Hannastown is an unincorporated community and former coal company town located in Hempfield Township, Westmoreland County, Pennsylvania, United States. Although the village is not tracked by the Census Bureau, it has been assigned the ZIP code 15635. Hannastown was established by the Jamison Coal & Coke Company as part of its mining and coking operations in 1899.

==History==
Hannastown is located near the site of Historic Hanna’s Town, established as the first seat of Westmoreland County in 1773.

The Hannastown coal town was established by the Jamison Coal & Coke Company in 1899. The Jamison Coal & Coke Company was among the major coal and coke producers in Westmoreland County in the early 20th century. Formed in 1892, Jamison was based in Greensburg and operated mines at Luxor, Hannastown, Crabtree, Forbes Road, Highland, and Pleasant Unity.

The Jamison Coal & Coke Company opened the Hannastown mine in 1899. Hannastown, known as No. 2, was the second of Jamison’s coal properties after Luxor. Hannastown had a shaft-entry mine and used beehive ovens to transform coal into coke. It was serviced by the Alexandria branch of the Pennsylvania Railroad.

By 1910, Hannastown was the center of Jamison’s mining and coking operations, mining over 655,000 tons of coal and producing 292,000 tons of coke in 516 beehive ovens. At its peak in the 1910s, Hannastown employed up to 635 people. The Jamison Supply Company, which managed company stores in each of Jamison’s company towns, was based at Hannastown.

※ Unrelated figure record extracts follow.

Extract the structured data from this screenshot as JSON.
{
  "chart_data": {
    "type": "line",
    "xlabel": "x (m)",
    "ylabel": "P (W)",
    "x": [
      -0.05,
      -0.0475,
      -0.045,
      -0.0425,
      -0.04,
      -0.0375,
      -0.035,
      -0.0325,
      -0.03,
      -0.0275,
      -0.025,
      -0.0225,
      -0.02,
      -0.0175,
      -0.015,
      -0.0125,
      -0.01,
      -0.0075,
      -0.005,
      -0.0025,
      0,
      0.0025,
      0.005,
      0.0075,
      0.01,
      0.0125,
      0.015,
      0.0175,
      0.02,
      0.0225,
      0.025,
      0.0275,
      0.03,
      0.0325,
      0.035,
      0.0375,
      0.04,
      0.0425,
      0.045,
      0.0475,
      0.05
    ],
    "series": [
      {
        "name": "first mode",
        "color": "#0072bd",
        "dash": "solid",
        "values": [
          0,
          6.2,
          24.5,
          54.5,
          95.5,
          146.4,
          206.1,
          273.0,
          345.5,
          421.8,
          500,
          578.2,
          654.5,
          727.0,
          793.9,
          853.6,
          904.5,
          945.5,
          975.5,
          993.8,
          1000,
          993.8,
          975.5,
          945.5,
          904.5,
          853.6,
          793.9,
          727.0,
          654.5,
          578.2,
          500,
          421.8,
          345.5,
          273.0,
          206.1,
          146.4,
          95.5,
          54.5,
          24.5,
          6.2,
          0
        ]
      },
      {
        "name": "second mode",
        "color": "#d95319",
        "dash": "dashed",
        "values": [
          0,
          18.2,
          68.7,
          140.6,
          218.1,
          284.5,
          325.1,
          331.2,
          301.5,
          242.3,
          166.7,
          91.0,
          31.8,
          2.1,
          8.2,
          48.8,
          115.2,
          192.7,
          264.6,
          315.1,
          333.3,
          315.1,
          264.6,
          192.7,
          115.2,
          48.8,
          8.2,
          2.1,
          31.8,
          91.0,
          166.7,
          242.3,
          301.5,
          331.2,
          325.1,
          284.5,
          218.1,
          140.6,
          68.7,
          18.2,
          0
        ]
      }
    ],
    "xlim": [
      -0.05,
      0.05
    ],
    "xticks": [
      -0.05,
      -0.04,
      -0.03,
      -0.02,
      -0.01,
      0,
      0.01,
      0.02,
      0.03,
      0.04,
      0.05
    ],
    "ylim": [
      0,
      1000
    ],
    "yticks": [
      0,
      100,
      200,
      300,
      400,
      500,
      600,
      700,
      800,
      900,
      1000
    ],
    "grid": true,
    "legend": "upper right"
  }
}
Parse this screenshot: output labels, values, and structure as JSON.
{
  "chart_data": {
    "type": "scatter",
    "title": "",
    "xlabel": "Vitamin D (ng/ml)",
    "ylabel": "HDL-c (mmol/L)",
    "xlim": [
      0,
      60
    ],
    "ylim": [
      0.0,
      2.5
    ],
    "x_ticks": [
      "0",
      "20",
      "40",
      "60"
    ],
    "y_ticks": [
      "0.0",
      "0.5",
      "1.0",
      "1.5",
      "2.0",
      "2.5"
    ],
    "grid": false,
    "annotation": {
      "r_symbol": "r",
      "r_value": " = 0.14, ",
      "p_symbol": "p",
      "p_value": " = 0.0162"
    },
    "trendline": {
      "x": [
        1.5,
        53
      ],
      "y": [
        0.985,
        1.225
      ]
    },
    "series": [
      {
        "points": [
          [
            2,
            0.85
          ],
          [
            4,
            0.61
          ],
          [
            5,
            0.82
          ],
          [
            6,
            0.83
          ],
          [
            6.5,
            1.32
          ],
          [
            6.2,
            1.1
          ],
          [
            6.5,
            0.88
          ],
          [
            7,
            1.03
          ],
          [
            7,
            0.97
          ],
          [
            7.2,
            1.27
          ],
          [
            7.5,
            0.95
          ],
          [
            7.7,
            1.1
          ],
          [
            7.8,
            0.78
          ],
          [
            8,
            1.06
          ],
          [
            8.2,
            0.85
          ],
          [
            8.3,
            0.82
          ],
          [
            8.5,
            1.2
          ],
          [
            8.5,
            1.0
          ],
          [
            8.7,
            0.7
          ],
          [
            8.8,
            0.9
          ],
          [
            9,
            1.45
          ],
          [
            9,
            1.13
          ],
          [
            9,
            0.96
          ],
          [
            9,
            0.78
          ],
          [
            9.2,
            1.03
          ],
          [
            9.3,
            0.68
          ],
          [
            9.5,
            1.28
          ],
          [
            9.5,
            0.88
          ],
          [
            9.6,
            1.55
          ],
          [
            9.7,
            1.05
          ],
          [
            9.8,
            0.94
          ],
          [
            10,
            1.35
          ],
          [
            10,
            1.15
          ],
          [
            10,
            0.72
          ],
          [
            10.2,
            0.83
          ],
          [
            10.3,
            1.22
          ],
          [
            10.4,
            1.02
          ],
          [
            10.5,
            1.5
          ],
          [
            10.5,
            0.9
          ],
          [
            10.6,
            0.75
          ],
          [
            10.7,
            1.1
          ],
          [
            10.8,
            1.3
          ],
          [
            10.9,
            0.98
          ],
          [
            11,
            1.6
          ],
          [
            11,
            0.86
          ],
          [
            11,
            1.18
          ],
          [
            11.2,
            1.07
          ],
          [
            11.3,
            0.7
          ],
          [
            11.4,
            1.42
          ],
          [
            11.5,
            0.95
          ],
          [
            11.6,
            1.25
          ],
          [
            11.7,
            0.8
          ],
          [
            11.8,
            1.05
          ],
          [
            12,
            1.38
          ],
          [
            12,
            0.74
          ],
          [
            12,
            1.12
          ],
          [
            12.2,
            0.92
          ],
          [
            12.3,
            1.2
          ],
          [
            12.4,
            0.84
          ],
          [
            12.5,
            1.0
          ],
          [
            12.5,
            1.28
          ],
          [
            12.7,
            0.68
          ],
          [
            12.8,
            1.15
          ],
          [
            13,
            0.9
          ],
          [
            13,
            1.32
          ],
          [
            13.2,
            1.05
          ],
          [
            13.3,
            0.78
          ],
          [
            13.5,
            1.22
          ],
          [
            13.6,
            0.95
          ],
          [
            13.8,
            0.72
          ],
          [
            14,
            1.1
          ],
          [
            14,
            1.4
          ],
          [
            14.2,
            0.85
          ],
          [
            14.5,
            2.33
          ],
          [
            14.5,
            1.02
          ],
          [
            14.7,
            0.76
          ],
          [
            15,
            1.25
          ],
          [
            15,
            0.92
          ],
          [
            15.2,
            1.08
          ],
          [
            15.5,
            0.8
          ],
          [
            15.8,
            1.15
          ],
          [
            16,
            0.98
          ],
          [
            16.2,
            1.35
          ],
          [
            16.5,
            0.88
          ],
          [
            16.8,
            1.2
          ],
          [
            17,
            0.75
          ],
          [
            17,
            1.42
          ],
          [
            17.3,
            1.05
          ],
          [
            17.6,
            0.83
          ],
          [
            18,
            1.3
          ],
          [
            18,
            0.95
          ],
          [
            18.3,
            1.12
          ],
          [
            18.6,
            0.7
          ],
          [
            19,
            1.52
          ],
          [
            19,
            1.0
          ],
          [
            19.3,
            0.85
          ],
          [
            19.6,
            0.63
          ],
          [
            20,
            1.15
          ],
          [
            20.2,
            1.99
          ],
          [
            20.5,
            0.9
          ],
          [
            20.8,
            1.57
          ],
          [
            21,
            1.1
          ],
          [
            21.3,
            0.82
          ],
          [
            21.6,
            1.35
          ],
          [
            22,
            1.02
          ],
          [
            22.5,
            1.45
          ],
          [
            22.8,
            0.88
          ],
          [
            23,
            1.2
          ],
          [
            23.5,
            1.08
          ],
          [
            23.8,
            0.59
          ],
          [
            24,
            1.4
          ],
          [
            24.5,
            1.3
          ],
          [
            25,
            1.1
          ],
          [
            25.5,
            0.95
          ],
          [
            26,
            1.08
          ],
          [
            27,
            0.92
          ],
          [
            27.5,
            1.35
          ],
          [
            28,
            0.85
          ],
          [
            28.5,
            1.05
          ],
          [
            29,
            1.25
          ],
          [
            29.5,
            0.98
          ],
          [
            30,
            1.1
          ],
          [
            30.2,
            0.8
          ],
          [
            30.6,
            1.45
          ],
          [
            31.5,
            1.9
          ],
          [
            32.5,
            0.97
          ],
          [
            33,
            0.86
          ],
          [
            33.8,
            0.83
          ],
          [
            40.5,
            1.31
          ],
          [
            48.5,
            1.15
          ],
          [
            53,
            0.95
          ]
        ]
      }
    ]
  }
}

About one-third of Jamison's corporate earnings were derived from workers making purchases at company stores, a trend observed across southwestern Pennsylvania in the early 20th century.

In the early 1920s, the Jamison company struggled amid a postwar slump in the market and the United Mine Workers coal strike of 1922. From 1922 to 1930, Jamison leased its mines, including Hannastown, to the Keystone Coal & Coke Company. Jamison resumed control of the Westmoreland County mines in 1930. By 1940, employed 375 miners and produced 3,500 tons of coal daily.

Jamison closed the Hannastown operation in 1949. Structures related to the mine and coke works were later demolished. The beehive ovens were buried with coal refuse in 1972. About 80 company-built houses remain, which are now private residences.